Challenging market set to continue for operations professionals
As the fall out from the credit crisis continues many investment banks are being forced to rein in expenditure. These cost cutting exercises have meant a tightening of belts on expenses, and more applicable to the recruitment market, redundancies, restructuring and reductions in pay rates for temporary members of staff.
As many banks have successfully worked through redundancies and restructuring they can start to move forward and understand where the critical and urgent hires are. As a result we have seen some movement in the permanent market but for replacement and strategic hires only. Towards the end of the first half of 2008 some banks expressed a more optimistic outlook for the coming months and have released vacancies, where there had previously been minimal or no recruitment activity.
Employers remain fairly rigid in terms of the essential skills required and want to be sure that the chosen candidate ticks all of the boxes. Much of this rigidity is due to a perceived increase in candidate flow due to redundancies. Consequently, we are finding that some permanent candidates are hesitant to enter the market due to the unstable conditions.
In contrast to the permanent market, temporary vacancies have remained fairly steady throughout the first half of the year. The number of available candidates has increased, due to the increased instability of roles and fewer temporary staff being made permanent. However, we are still seeing candidate shortages within key areas in operations.
So what roles are being recruited for?
For both temporary and permanent positions we have seen roles in all areas of operations, in particular commodities, derivative trade support roles and middle office roles across all products. We are also seeing an increase in managerial positions within the middle office.
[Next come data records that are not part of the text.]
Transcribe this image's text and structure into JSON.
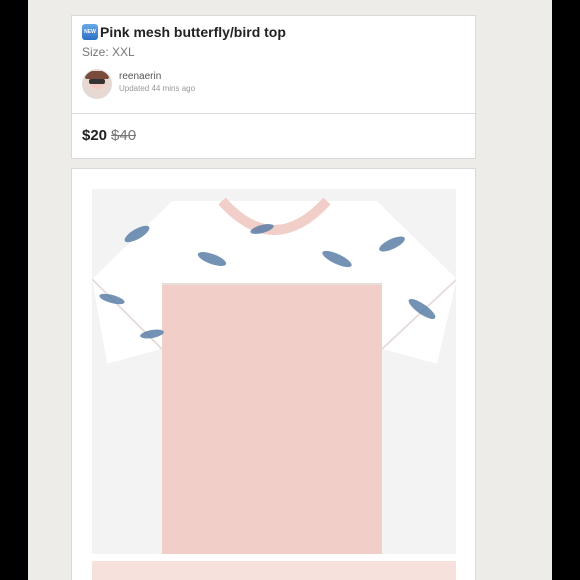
{
  "listing": {
    "badge": "NEW",
    "title": "Pink mesh butterfly/bird top",
    "size_label": "Size: XXL"
  },
  "seller": {
    "username": "reenaerin",
    "updated": "Updated 44 mins ago"
  },
  "pricing": {
    "price": "$20",
    "original_price": "$40"
  },
  "colors": {
    "shirt_pink": "#f1cfc8",
    "mesh_white": "#ffffff",
    "bird_blue": "#5b7fa8"
  },
  "icons": {
    "new_badge": "new-badge-icon"
  }
}
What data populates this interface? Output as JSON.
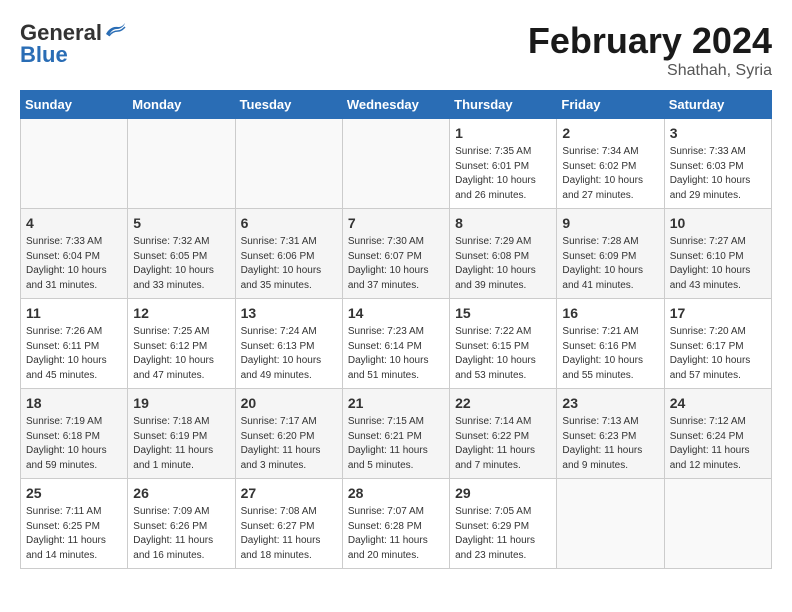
{
  "header": {
    "logo_general": "General",
    "logo_blue": "Blue",
    "month": "February 2024",
    "location": "Shathah, Syria"
  },
  "days_of_week": [
    "Sunday",
    "Monday",
    "Tuesday",
    "Wednesday",
    "Thursday",
    "Friday",
    "Saturday"
  ],
  "weeks": [
    [
      {
        "day": "",
        "info": ""
      },
      {
        "day": "",
        "info": ""
      },
      {
        "day": "",
        "info": ""
      },
      {
        "day": "",
        "info": ""
      },
      {
        "day": "1",
        "info": "Sunrise: 7:35 AM\nSunset: 6:01 PM\nDaylight: 10 hours and 26 minutes."
      },
      {
        "day": "2",
        "info": "Sunrise: 7:34 AM\nSunset: 6:02 PM\nDaylight: 10 hours and 27 minutes."
      },
      {
        "day": "3",
        "info": "Sunrise: 7:33 AM\nSunset: 6:03 PM\nDaylight: 10 hours and 29 minutes."
      }
    ],
    [
      {
        "day": "4",
        "info": "Sunrise: 7:33 AM\nSunset: 6:04 PM\nDaylight: 10 hours and 31 minutes."
      },
      {
        "day": "5",
        "info": "Sunrise: 7:32 AM\nSunset: 6:05 PM\nDaylight: 10 hours and 33 minutes."
      },
      {
        "day": "6",
        "info": "Sunrise: 7:31 AM\nSunset: 6:06 PM\nDaylight: 10 hours and 35 minutes."
      },
      {
        "day": "7",
        "info": "Sunrise: 7:30 AM\nSunset: 6:07 PM\nDaylight: 10 hours and 37 minutes."
      },
      {
        "day": "8",
        "info": "Sunrise: 7:29 AM\nSunset: 6:08 PM\nDaylight: 10 hours and 39 minutes."
      },
      {
        "day": "9",
        "info": "Sunrise: 7:28 AM\nSunset: 6:09 PM\nDaylight: 10 hours and 41 minutes."
      },
      {
        "day": "10",
        "info": "Sunrise: 7:27 AM\nSunset: 6:10 PM\nDaylight: 10 hours and 43 minutes."
      }
    ],
    [
      {
        "day": "11",
        "info": "Sunrise: 7:26 AM\nSunset: 6:11 PM\nDaylight: 10 hours and 45 minutes."
      },
      {
        "day": "12",
        "info": "Sunrise: 7:25 AM\nSunset: 6:12 PM\nDaylight: 10 hours and 47 minutes."
      },
      {
        "day": "13",
        "info": "Sunrise: 7:24 AM\nSunset: 6:13 PM\nDaylight: 10 hours and 49 minutes."
      },
      {
        "day": "14",
        "info": "Sunrise: 7:23 AM\nSunset: 6:14 PM\nDaylight: 10 hours and 51 minutes."
      },
      {
        "day": "15",
        "info": "Sunrise: 7:22 AM\nSunset: 6:15 PM\nDaylight: 10 hours and 53 minutes."
      },
      {
        "day": "16",
        "info": "Sunrise: 7:21 AM\nSunset: 6:16 PM\nDaylight: 10 hours and 55 minutes."
      },
      {
        "day": "17",
        "info": "Sunrise: 7:20 AM\nSunset: 6:17 PM\nDaylight: 10 hours and 57 minutes."
      }
    ],
    [
      {
        "day": "18",
        "info": "Sunrise: 7:19 AM\nSunset: 6:18 PM\nDaylight: 10 hours and 59 minutes."
      },
      {
        "day": "19",
        "info": "Sunrise: 7:18 AM\nSunset: 6:19 PM\nDaylight: 11 hours and 1 minute."
      },
      {
        "day": "20",
        "info": "Sunrise: 7:17 AM\nSunset: 6:20 PM\nDaylight: 11 hours and 3 minutes."
      },
      {
        "day": "21",
        "info": "Sunrise: 7:15 AM\nSunset: 6:21 PM\nDaylight: 11 hours and 5 minutes."
      },
      {
        "day": "22",
        "info": "Sunrise: 7:14 AM\nSunset: 6:22 PM\nDaylight: 11 hours and 7 minutes."
      },
      {
        "day": "23",
        "info": "Sunrise: 7:13 AM\nSunset: 6:23 PM\nDaylight: 11 hours and 9 minutes."
      },
      {
        "day": "24",
        "info": "Sunrise: 7:12 AM\nSunset: 6:24 PM\nDaylight: 11 hours and 12 minutes."
      }
    ],
    [
      {
        "day": "25",
        "info": "Sunrise: 7:11 AM\nSunset: 6:25 PM\nDaylight: 11 hours and 14 minutes."
      },
      {
        "day": "26",
        "info": "Sunrise: 7:09 AM\nSunset: 6:26 PM\nDaylight: 11 hours and 16 minutes."
      },
      {
        "day": "27",
        "info": "Sunrise: 7:08 AM\nSunset: 6:27 PM\nDaylight: 11 hours and 18 minutes."
      },
      {
        "day": "28",
        "info": "Sunrise: 7:07 AM\nSunset: 6:28 PM\nDaylight: 11 hours and 20 minutes."
      },
      {
        "day": "29",
        "info": "Sunrise: 7:05 AM\nSunset: 6:29 PM\nDaylight: 11 hours and 23 minutes."
      },
      {
        "day": "",
        "info": ""
      },
      {
        "day": "",
        "info": ""
      }
    ]
  ]
}
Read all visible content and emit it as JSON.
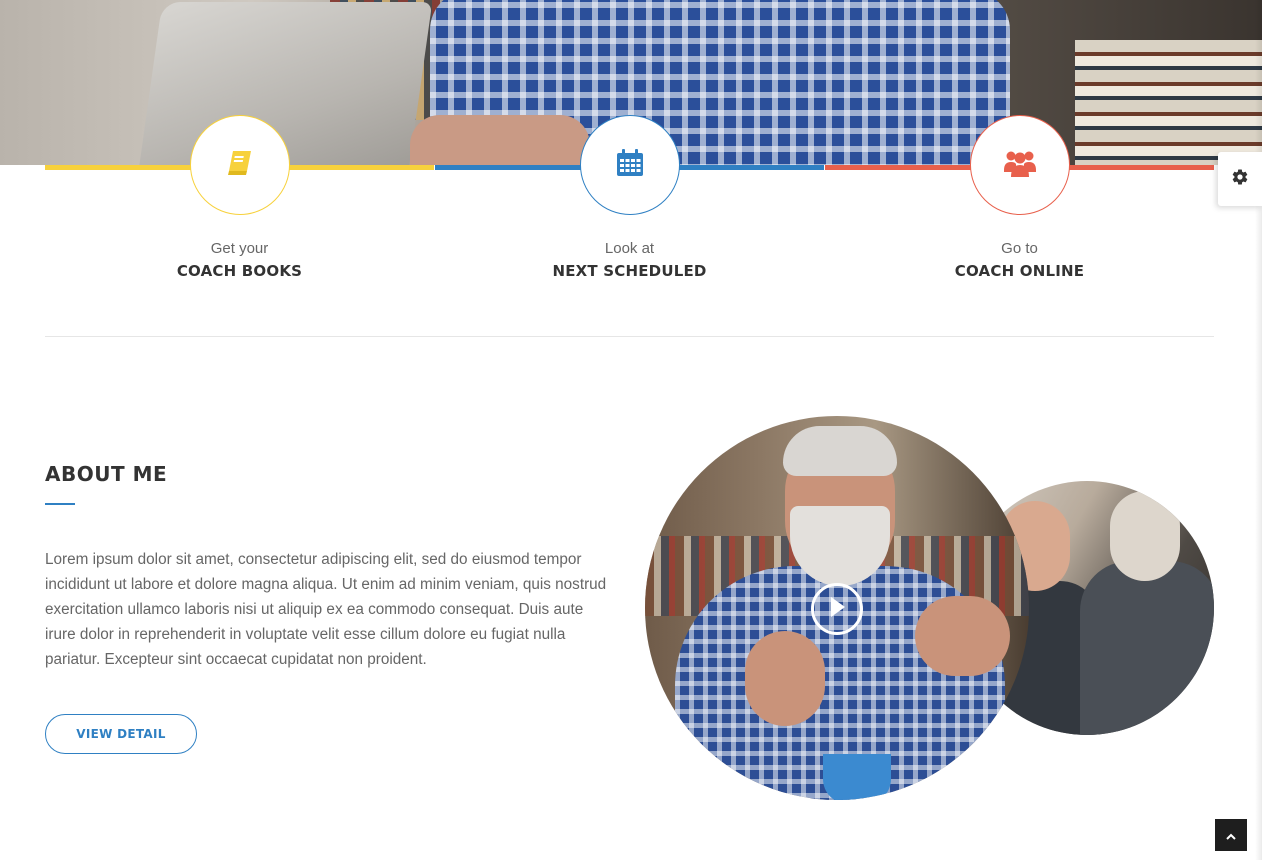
{
  "features": [
    {
      "pre": "Get your",
      "main": "COACH BOOKS",
      "icon": "book-icon",
      "color": "#f7d13c"
    },
    {
      "pre": "Look at",
      "main": "NEXT SCHEDULED",
      "icon": "calendar-icon",
      "color": "#2f80c3"
    },
    {
      "pre": "Go to",
      "main": "COACH ONLINE",
      "icon": "users-icon",
      "color": "#e8604c"
    }
  ],
  "about": {
    "title": "ABOUT ME",
    "text": "Lorem ipsum dolor sit amet, consectetur adipiscing elit, sed do eiusmod tempor incididunt ut labore et dolore magna aliqua. Ut enim ad minim veniam, quis nostrud exercitation ullamco laboris nisi ut aliquip ex ea commodo consequat. Duis aute irure dolor in reprehenderit in voluptate velit esse cillum dolore eu fugiat nulla pariatur. Excepteur sint occaecat cupidatat non proident.",
    "button": "VIEW DETAIL"
  },
  "icons": {
    "settings": "gear-icon",
    "back_to_top": "chevron-up-icon",
    "video": "play-icon"
  },
  "colors": {
    "accent": "#2f80c3",
    "yellow": "#f7d13c",
    "red": "#e8604c"
  }
}
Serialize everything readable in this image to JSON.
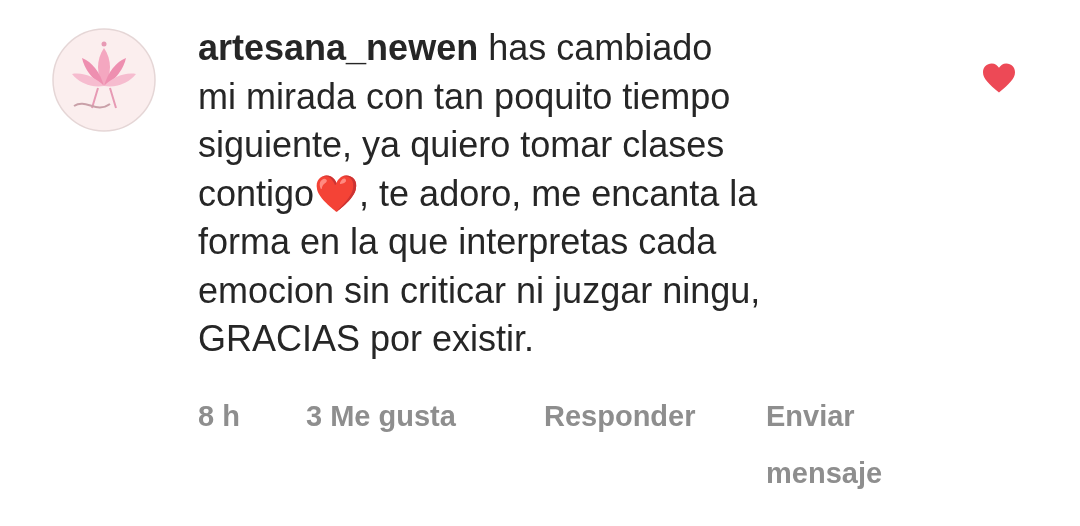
{
  "comment": {
    "text": "**artesana_newen** has cambiado\nmi mirada con tan poquito tiempo\nsiguiente, ya quiero tomar clases\ncontigo❤️, te adoro, me encanta la\nforma en la que interpretas cada\nemocion sin criticar ni juzgar ningu,\nGRACIAS por existir.",
    "time": "8 h",
    "likes": "3 Me gusta",
    "reply": "Responder",
    "send": "Enviar\nmensaje",
    "liked": true
  }
}
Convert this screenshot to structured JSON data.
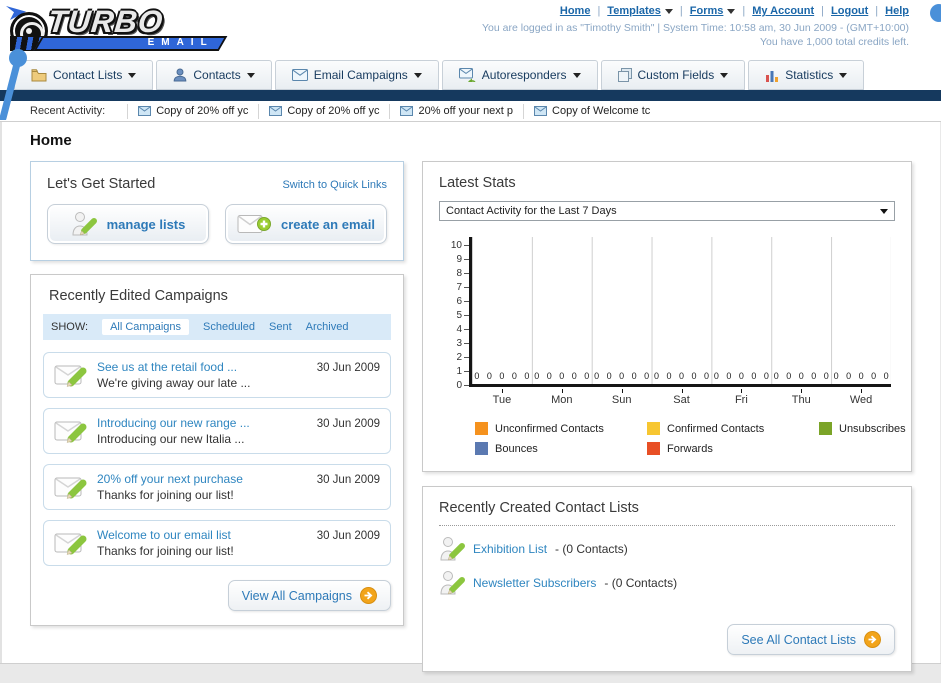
{
  "accent_colors": {
    "link_blue": "#2e7ab8",
    "navy_bar": "#15395e",
    "pin_blue": "#4a90d9",
    "button_orange": "#f2a41a",
    "logo_blue": "#2f66d8"
  },
  "header": {
    "logo_line1": "TURBO",
    "logo_line2": "EMAIL",
    "nav": [
      {
        "label": "Home"
      },
      {
        "label": "Templates"
      },
      {
        "label": "Forms"
      },
      {
        "label": "My Account"
      },
      {
        "label": "Logout"
      },
      {
        "label": "Help"
      }
    ],
    "session_line": "You are logged in as \"Timothy Smith\" | System Time: 10:58 am, 30 Jun 2009 - (GMT+10:00)",
    "credits_line": "You have 1,000 total credits left."
  },
  "tabs": [
    {
      "label": "Contact Lists",
      "icon": "folder-icon"
    },
    {
      "label": "Contacts",
      "icon": "person-icon"
    },
    {
      "label": "Email Campaigns",
      "icon": "envelope-icon"
    },
    {
      "label": "Autoresponders",
      "icon": "envelope-reply-icon"
    },
    {
      "label": "Custom Fields",
      "icon": "pages-icon"
    },
    {
      "label": "Statistics",
      "icon": "bar-chart-icon"
    }
  ],
  "activity_bar": {
    "label": "Recent Activity:",
    "items": [
      "Copy of 20% off yc",
      "Copy of 20% off yc",
      "20% off your next p",
      "Copy of Welcome tc"
    ]
  },
  "page_title": "Home",
  "get_started": {
    "title": "Let's Get Started",
    "switch_link": "Switch to Quick Links",
    "manage_lists_label": "manage lists",
    "create_email_label": "create an email"
  },
  "campaigns": {
    "title": "Recently Edited Campaigns",
    "show_label": "SHOW:",
    "filters": [
      "All Campaigns",
      "Scheduled",
      "Sent",
      "Archived"
    ],
    "active_filter": "All Campaigns",
    "items": [
      {
        "title": "See us at the retail food ...",
        "subtitle": "We're giving away our late ...",
        "date": "30 Jun 2009"
      },
      {
        "title": "Introducing our new range ...",
        "subtitle": "Introducing our new Italia ...",
        "date": "30 Jun 2009"
      },
      {
        "title": "20% off your next purchase",
        "subtitle": "Thanks for joining our list!",
        "date": "30 Jun 2009"
      },
      {
        "title": "Welcome to our email list",
        "subtitle": "Thanks for joining our list!",
        "date": "30 Jun 2009"
      }
    ],
    "view_all_label": "View All Campaigns"
  },
  "stats": {
    "title": "Latest Stats",
    "dropdown_value": "Contact Activity for the Last 7 Days",
    "zero_group": "0 0 0 0 0"
  },
  "chart_data": {
    "type": "bar",
    "title": "Contact Activity for the Last 7 Days",
    "categories": [
      "Tue",
      "Mon",
      "Sun",
      "Sat",
      "Fri",
      "Thu",
      "Wed"
    ],
    "series": [
      {
        "name": "Unconfirmed Contacts",
        "color": "#f5921e",
        "values": [
          0,
          0,
          0,
          0,
          0,
          0,
          0
        ]
      },
      {
        "name": "Confirmed Contacts",
        "color": "#f7c631",
        "values": [
          0,
          0,
          0,
          0,
          0,
          0,
          0
        ]
      },
      {
        "name": "Unsubscribes",
        "color": "#7ba428",
        "values": [
          0,
          0,
          0,
          0,
          0,
          0,
          0
        ]
      },
      {
        "name": "Bounces",
        "color": "#5b79b1",
        "values": [
          0,
          0,
          0,
          0,
          0,
          0,
          0
        ]
      },
      {
        "name": "Forwards",
        "color": "#e84f25",
        "values": [
          0,
          0,
          0,
          0,
          0,
          0,
          0
        ]
      }
    ],
    "xlabel": "",
    "ylabel": "",
    "ylim": [
      0,
      10
    ],
    "yticks": [
      "10",
      "9",
      "8",
      "7",
      "6",
      "5",
      "4",
      "3",
      "2",
      "1",
      "0"
    ],
    "grid": "vertical",
    "legend_position": "bottom",
    "data_labels": "each bar labeled 0"
  },
  "contact_lists": {
    "title": "Recently Created Contact Lists",
    "items": [
      {
        "name": "Exhibition List",
        "suffix": " - (0 Contacts)"
      },
      {
        "name": "Newsletter Subscribers",
        "suffix": " - (0 Contacts)"
      }
    ],
    "see_all_label": "See All Contact Lists"
  }
}
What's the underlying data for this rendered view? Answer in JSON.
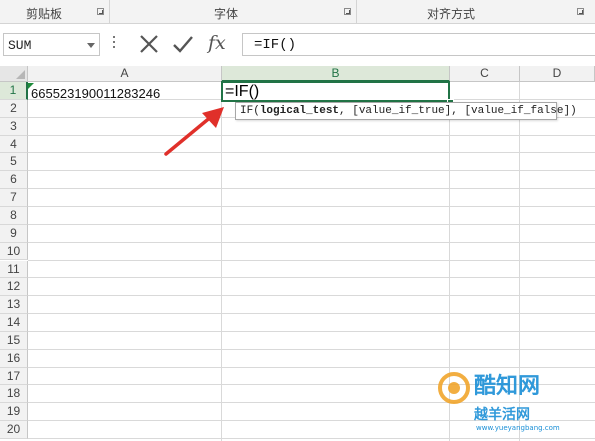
{
  "ribbon": {
    "groups": [
      {
        "label": "剪贴板"
      },
      {
        "label": "字体"
      },
      {
        "label": "对齐方式"
      }
    ]
  },
  "formula_bar": {
    "name_box": "SUM",
    "fx_label": "fx",
    "formula": "=IF()"
  },
  "columns": [
    "A",
    "B",
    "C",
    "D"
  ],
  "rows": [
    "1",
    "2",
    "3",
    "4",
    "5",
    "6",
    "7",
    "8",
    "9",
    "10",
    "11",
    "12",
    "13",
    "14",
    "15",
    "16",
    "17",
    "18",
    "19",
    "20"
  ],
  "cells": {
    "A1": "665523190011283246",
    "B1": "=IF()"
  },
  "tooltip": {
    "fn": "IF(",
    "arg1": "logical_test",
    "rest": ", [value_if_true], [value_if_false])"
  },
  "watermark": {
    "line1": "酷知网",
    "line2": "越羊活网",
    "url": "www.yueyangbang.com"
  },
  "colors": {
    "accent": "#217346",
    "arrow": "#e0302a"
  }
}
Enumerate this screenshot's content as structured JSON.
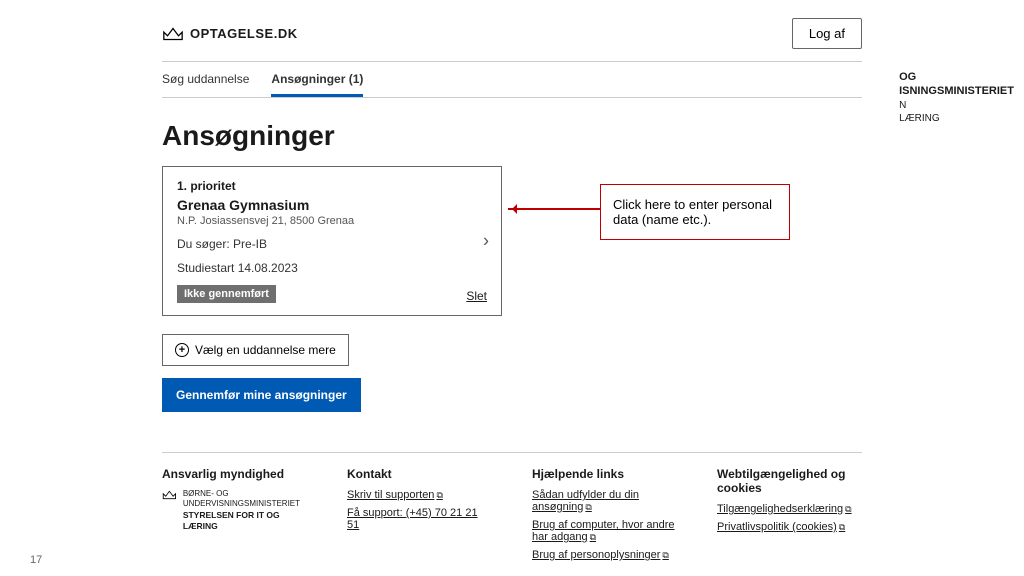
{
  "header": {
    "site_name": "OPTAGELSE.DK",
    "logout_label": "Log af"
  },
  "tabs": {
    "search": "Søg uddannelse",
    "applications": "Ansøgninger (1)"
  },
  "page_title": "Ansøgninger",
  "application": {
    "priority": "1. prioritet",
    "school_name": "Grenaa Gymnasium",
    "address": "N.P. Josiassensvej 21, 8500 Grenaa",
    "program_label": "Du søger: Pre-IB",
    "start_label": "Studiestart 14.08.2023",
    "status_badge": "Ikke gennemført",
    "delete_label": "Slet"
  },
  "buttons": {
    "add_more": "Vælg en uddannelse mere",
    "submit": "Gennemfør mine ansøgninger"
  },
  "footer": {
    "col1": {
      "heading": "Ansvarlig myndighed",
      "line1": "BØRNE- OG",
      "line2": "UNDERVISNINGSMINISTERIET",
      "line3": "STYRELSEN FOR IT OG LÆRING"
    },
    "col2": {
      "heading": "Kontakt",
      "link1": "Skriv til supporten",
      "link2": "Få support: (+45) 70 21 21 51"
    },
    "col3": {
      "heading": "Hjælpende links",
      "link1": "Sådan udfylder du din ansøgning",
      "link2": "Brug af computer, hvor andre har adgang",
      "link3": "Brug af personoplysninger"
    },
    "col4": {
      "heading": "Webtilgængelighed og cookies",
      "link1": "Tilgængelighedserklæring",
      "link2": "Privatlivspolitik (cookies)"
    }
  },
  "annotation": {
    "text": "Click here to enter personal data (name etc.)."
  },
  "ministry": {
    "line1": "OG",
    "line2": "ISNINGSMINISTERIET",
    "line3": "N",
    "line4": "LÆRING"
  },
  "page_number": "17"
}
“Counter-offers remain a regular occurrence in the permanent market as banks fight to keep their top talent”.
Retention is still an issue for many of our clients despite the recent rounds of redundancies. Counter-offers remain a regular occurrence in the permanent market as banks fight to keep their top talent, by offering increased responsibility and remuneration and packages that cannot be rivalled. On the temporary side we have also seen an increase of retention bonuses for candidates at all levels.
In brief, the first half of the year has been a fairly turbulent period for operations recruitment. Some areas have seen no let up in the candidate shortages of 2007 whereas in others the number of candidates vying for positions has increased. Line managers are still being dogged by headcount issues and the recruitment process continues to be lengthy. Despite a more optimistic start to the second half of the year it is likely that the challenges faced earlier in the year will continue.
Our message to employers is to sell the opportunity to strong candidates, especially at the senior level. Be mindful that the competition will try and keep hold of top talent so be prepared for counter-offers. It is essential to move quickly during the offer stage and to get the contract out as soon as possible.
Candidates must think about how their current skills and experience relate to the roles they are interviewing for and make sure you highlight this clearly. Be patient as timeframes are still slower than usual. There are still roles out there for strong candidates, so do not put your career on hold due to the credit crunch.